Leap Year
"My Last Chance"
"Don't Let Him Escape"
"Come on Girls! Catch Him!"
postmarked in 1908 with 1 cent Franklin stamp
From:
www.postcardcollector.com (a great postcards magazine I subscribe to_
Vintage Leap Year Postcards
by Roy Nuhn
Bachelors have long been the butt of much humor – some of it burlesque, some of it dark. To help alleviate their condition and allow them to escape the fate traditionally assigned to lonely, single men, legend and folklore give maidens the right to pop the question themselves once every four years. This sort of open hunting for footloose and fancy-free bachelors has even been made law on a couple of occasions.
Fable and myth trace the beginnings of this practice to St. Patrick and to the British Isles in general. Supposedly, during the late 4th or early 5th century, St. Bridget, head of a nunnery, went to St. Patrick, then the bishop of Ireland, for help. All of the sisters were in revolt, demanding the right to propose marriage to reluctant suitors. (Apparently men and women of the church in those days were allowed to marry.)

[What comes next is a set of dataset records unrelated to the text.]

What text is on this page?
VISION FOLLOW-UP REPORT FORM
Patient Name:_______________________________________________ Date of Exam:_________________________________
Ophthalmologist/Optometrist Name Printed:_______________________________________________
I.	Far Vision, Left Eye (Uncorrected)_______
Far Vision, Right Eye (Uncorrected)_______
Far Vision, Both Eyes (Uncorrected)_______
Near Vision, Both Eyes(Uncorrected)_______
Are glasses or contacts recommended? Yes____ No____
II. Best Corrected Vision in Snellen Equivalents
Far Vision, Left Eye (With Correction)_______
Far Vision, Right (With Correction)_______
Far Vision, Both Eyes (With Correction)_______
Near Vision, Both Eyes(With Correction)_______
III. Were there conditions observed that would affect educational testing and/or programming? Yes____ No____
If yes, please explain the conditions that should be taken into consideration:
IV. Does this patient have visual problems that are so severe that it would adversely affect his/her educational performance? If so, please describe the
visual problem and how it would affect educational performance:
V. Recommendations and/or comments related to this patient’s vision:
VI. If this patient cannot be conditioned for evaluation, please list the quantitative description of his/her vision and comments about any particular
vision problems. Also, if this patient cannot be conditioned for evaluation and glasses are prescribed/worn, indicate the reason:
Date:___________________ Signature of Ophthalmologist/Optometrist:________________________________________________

St. Patrick was sympathetic and understanding of the women’s frustration of living in a society where only men could do the asking. He decreed that women be permitted to do the proposing one year out of four. This new “open season on bachelors” soon began to take place during Leap Year, another quadrennial event, and so it has been since.
Bridget’s success in getting St. Patrick to agree to the new custom prompted her to ask him the big question herself. He gently refused, and to soothe her hurt feelings, gave her a kiss and a silk gown. Henceforth, men would be obliged to make some sort of payment for refusing a woman’s offer.
This was unwritten law in the British Isles for many centuries. In 1228, a Leap Year, the Scottish parliament passed legislation imposing a heavy fine on any man if he did not accept a marriage proposal from a woman.
The term Leap Year originated in the England of old, when February 29 did not officially exist. It was completely ignored in all financial and legal matters, and anything falling on that day had to be dated Feb. 28. As a result mankind literally “leaped” over February 29 as if it didn’t exist.
As with most customs, things changed significantly by the advent of the 20th century. April Fool’s Day and Leap Year were no longer taken seriously, but treated as jokes and occasions for buffoonery.
Because there were only three Leap Years during the heyday of souvenir postcard publishing (1902 to about 1914), it is difficult today for collectors to find as many of them as they do for other holidays.
Yet a large number did survive. In all, nearly 30 different publishers, all but a handful of them American, produced more than 40 different sets. Upward of 250 different cards are known. Since production runs tended to be in the tens to hundreds of thousands, several million Leap Year postcards were eventually printed for the marketplace. Our grandparents and great grandparents found them in sore racks everywhere for a penny each.